Buckley: Do Red Sox players even care anymore?

The Athletic
 
Buckley: Do Red Sox players even care anymore?

The Boston Red Sox didn’t do much more than browse the aisles at the trade deadline, so it wasn’t unfair to ask if chief baseball officer Chaim Bloom believes his players have what it takes to make a playoff run.

Based on what took place at Fenway Park on Saturday afternoon, it’s not unfair to ask if the players believe they have what it takes to make a playoff run.

To put it another way: Do they even give a damn?

It was bad enough that the Red Sox delivered their daily dose of horrendous base running, with a 5-4 loss being stamped into the books after Reese McGuire raced around third on a Connor Wong fly to left-center, only to be doubled-up at second when Kevin Kiermaier made the catch. Another walk-off boner by the Red Sox.
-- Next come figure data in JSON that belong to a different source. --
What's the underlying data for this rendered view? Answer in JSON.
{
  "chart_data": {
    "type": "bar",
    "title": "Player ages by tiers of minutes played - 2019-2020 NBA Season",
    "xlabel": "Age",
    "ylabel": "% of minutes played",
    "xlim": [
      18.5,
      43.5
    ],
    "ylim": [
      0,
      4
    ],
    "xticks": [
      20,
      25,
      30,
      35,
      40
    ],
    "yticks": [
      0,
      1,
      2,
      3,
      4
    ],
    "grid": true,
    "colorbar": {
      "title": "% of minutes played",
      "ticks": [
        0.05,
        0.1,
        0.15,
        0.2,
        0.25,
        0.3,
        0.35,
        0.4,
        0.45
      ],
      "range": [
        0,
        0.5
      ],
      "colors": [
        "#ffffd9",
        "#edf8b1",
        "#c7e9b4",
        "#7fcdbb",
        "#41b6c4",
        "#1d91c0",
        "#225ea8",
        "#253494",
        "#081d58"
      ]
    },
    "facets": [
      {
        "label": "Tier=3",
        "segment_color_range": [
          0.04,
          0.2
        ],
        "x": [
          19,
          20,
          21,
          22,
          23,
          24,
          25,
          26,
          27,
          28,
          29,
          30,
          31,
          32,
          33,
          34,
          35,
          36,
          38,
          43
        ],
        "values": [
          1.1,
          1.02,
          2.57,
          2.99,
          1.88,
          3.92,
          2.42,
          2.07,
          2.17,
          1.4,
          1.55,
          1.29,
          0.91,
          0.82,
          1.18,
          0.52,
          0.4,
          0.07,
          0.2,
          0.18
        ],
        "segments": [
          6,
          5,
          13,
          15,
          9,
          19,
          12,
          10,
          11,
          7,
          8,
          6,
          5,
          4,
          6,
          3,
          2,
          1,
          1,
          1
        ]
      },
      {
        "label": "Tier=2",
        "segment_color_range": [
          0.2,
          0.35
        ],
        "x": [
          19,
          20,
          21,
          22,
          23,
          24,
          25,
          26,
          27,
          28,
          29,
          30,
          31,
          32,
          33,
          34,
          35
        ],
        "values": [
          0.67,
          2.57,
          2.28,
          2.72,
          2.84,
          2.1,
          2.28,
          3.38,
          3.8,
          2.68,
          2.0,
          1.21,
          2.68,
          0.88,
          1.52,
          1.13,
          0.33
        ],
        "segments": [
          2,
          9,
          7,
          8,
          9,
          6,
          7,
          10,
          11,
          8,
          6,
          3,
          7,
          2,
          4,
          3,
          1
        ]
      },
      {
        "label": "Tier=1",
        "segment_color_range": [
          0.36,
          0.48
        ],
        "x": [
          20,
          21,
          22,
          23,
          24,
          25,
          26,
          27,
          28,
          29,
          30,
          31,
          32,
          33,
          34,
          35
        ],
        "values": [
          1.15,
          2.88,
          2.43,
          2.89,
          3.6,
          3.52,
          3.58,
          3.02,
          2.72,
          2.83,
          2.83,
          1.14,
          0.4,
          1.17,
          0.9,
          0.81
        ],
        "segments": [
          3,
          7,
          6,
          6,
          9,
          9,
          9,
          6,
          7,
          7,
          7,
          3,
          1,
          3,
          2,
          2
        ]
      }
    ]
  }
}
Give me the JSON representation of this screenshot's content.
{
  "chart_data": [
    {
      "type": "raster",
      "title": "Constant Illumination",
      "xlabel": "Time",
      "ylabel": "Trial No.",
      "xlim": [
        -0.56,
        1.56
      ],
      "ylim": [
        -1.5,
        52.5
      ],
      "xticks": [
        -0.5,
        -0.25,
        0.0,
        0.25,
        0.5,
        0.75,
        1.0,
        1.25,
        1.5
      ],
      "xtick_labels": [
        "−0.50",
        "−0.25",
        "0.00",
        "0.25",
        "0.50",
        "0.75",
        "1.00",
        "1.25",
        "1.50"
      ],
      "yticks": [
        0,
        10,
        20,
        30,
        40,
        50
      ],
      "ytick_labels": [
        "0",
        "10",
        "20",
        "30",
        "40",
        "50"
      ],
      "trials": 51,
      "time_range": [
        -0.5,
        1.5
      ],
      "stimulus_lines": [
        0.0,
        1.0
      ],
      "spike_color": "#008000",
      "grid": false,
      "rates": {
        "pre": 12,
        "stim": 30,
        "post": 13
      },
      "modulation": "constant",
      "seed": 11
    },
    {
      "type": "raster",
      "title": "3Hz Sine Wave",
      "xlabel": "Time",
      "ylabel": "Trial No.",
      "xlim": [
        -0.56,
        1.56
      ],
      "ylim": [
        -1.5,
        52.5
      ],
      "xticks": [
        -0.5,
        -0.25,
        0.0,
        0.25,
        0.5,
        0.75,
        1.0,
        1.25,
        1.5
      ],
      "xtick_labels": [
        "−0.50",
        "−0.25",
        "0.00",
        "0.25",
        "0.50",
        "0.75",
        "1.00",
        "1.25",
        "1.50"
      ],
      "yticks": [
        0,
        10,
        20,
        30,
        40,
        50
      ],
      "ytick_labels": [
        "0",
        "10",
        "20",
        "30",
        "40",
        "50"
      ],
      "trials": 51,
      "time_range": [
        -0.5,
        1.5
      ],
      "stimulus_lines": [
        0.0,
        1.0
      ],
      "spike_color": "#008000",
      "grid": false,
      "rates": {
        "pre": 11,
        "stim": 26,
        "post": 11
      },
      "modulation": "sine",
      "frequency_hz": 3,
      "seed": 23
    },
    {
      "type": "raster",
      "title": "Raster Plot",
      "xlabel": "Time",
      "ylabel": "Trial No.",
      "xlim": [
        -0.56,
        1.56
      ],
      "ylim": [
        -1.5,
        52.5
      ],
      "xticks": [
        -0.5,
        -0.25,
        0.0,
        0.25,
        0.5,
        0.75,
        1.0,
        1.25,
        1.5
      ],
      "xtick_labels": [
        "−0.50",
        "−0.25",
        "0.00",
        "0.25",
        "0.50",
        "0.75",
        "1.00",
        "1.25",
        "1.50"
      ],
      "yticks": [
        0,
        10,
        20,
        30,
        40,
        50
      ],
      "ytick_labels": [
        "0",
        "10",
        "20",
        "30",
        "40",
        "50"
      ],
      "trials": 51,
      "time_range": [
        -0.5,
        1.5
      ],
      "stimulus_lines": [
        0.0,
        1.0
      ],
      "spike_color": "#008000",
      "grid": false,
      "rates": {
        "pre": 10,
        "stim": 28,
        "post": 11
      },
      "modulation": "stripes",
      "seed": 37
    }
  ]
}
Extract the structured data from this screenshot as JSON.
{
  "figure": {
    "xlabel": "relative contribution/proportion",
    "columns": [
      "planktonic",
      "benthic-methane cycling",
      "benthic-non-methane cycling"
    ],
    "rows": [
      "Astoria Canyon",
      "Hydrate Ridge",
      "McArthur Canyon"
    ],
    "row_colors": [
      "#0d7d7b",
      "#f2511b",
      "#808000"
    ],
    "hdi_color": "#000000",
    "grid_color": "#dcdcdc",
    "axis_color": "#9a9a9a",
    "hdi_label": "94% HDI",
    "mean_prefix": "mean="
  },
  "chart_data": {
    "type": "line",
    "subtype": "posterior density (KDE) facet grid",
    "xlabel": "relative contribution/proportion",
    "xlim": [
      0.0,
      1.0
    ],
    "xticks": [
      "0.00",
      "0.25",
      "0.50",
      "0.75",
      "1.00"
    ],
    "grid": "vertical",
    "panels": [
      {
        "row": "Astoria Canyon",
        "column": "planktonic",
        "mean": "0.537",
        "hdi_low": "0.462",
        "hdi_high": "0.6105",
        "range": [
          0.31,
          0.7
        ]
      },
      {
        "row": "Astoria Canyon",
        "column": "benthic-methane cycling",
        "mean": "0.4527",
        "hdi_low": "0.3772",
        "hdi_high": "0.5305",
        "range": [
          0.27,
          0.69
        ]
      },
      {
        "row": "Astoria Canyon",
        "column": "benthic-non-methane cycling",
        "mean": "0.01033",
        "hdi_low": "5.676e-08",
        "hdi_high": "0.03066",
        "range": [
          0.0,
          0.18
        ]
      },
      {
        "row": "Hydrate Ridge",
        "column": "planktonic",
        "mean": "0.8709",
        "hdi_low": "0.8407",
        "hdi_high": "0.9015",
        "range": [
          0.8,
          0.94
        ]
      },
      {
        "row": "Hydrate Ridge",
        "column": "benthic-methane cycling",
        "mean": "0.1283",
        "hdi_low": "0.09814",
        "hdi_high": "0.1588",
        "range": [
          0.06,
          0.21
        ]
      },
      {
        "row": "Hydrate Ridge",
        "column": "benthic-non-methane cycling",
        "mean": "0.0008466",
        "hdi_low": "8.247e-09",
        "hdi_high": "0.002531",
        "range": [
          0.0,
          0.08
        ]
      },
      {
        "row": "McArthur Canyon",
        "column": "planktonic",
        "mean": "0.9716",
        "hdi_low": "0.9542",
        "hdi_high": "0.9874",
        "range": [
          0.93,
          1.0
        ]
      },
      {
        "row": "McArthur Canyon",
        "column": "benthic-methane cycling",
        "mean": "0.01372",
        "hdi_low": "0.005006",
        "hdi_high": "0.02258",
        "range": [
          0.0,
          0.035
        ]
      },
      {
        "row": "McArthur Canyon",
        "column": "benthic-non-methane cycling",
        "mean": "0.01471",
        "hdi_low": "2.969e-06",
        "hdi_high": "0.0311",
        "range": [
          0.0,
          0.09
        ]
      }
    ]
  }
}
By now, Sox fans more or less expect this kind of nonsense. It’s practically stamped on their tickets. What they don’t expect, what they don’t deserve, what no fans in any market deserve, is for a key player to be benched because … well, just because.

Come on down, Alex Verdugo.

Or: Sit down, Alex Verdugo.

Less than a month ago, Verdugo was making it known he wasn’t happy to be left off the American League All-Star team. Saturday afternoon at Fenway, Verdugo was a late scratch from the lineup, apparently for showing up late. When asked for his reaction, Bloom texted The Athletic, “I support AC’s decision 100%.”

After the game, Red Sox manager Alex Cora made his displeasure known — and it had nothing to do with All-Star rosters.

“He didn’t play today,” Cora said. “I decided not to play him. I think today we took a step back as a team … we have to make sure everybody’s available every single day here for us to get to wherever we’re going to go. And that wasn’t the case. And as a manager, I gotta take charge of this, and I decided he wasn’t gonna play.”

There was more.

“This is probably one of my worst days here in this organization,” Cora said. “Because from day one, everybody has been available — from day one. We had our issues, whatever, and we have taken care of our things, but today … we took a step back. You know, I feel responsible because I’m the leader of this team, and it’s hard. It’s hard, but we’ll show up tomorrow and we’re gonna grind again. We’re gonna go for it.”

Third baseman Rafael Devers, now the face of the franchise, said last week the Red Sox needed to add pitching depth at the trade deadline. His rationale was simple: He believed the Sox could make a run if the pitching staff could be ratcheted up a little.

When that didn’t happen, an opportunity arrived for Red Sox players. They could resolve to play gripping, up-tempo, take-no-prisoners baseball. Old-timey tough-guy stuff. They could make it their mission to prove the front-office oddsmakers were wrong. They could do it for the fans by doing it for themselves.

Instead, Verdugo got benched by the manager before a key game against a team the Sox supposedly are battling for a wild-card berth.

Verdugo, speaking with reporters after the debacle, stumbled through a kinda-sorta yes when asked if he takes responsibility for not playing.

“Yeah, I mean, I guess it’s — like I said, it’s a manager’s decision, and I respect his decision,” he said. “He’s the jefe. He’s the one that … he’s our coach, man. He’s our coach. He’s the head guy here. So for me, yeah, I take responsibility. But at the end of the day, it’s his decision. And whether it hurt the team or helped the team today, we don’t know.”

What?

What?

That’s not taking responsibility. That’s throwing everything that happened right back into the face of his manager. And that’s a big problem. Good for Cora for standing up to Verdugo, who’s a fan favorite except he’s on a team whose manager doesn’t care which player’s shirts are flying off the rack at the souvenir store.

Remember, Cora no longer is the shiny new skipper who in 2018 guided the Red Sox to a World Series championship. His reputation took a hit when he was suspended for a season after MLB did a deep dive into the 2017 Houston Astros cheating scandal and Cora’s fingerprints showed up. He returned in 2021 and took the Sox to Game 6 of the ALCS. The Sox regressed last year, which is being kind. Now he’s trying to stitch together a playoff contender from a team with a few stars and a lot of black holes.

Cora has as much on the line as anyone. At some point, he needs to win again. In that spirit, it might have been easier had he simply looked the other way when, as MLB.com reported, Verdugo showed up late to Fenway Park on Saturday. But looking the other way might also have been a manager killer because the rest of the room would have seen what the manager chose not to.

Either way, we now know the Red Sox — that is, the Red Sox players — are not all in on this playoff business. Verdugo certainly isn’t.

Maybe we’ve been looking at this all wrong. We’ve been looking at odds. We’ve been looking at the offense, the defense, the pitching. We’ve been looking to see whether the likes of Chris Sale, Trevor Story and Garrett Whitlock will be liberated from the medic’s table in time to make impactful contributions.

We’ve been looking in all the wrong places.

Maybe what we really need to do is look into this team’s soul.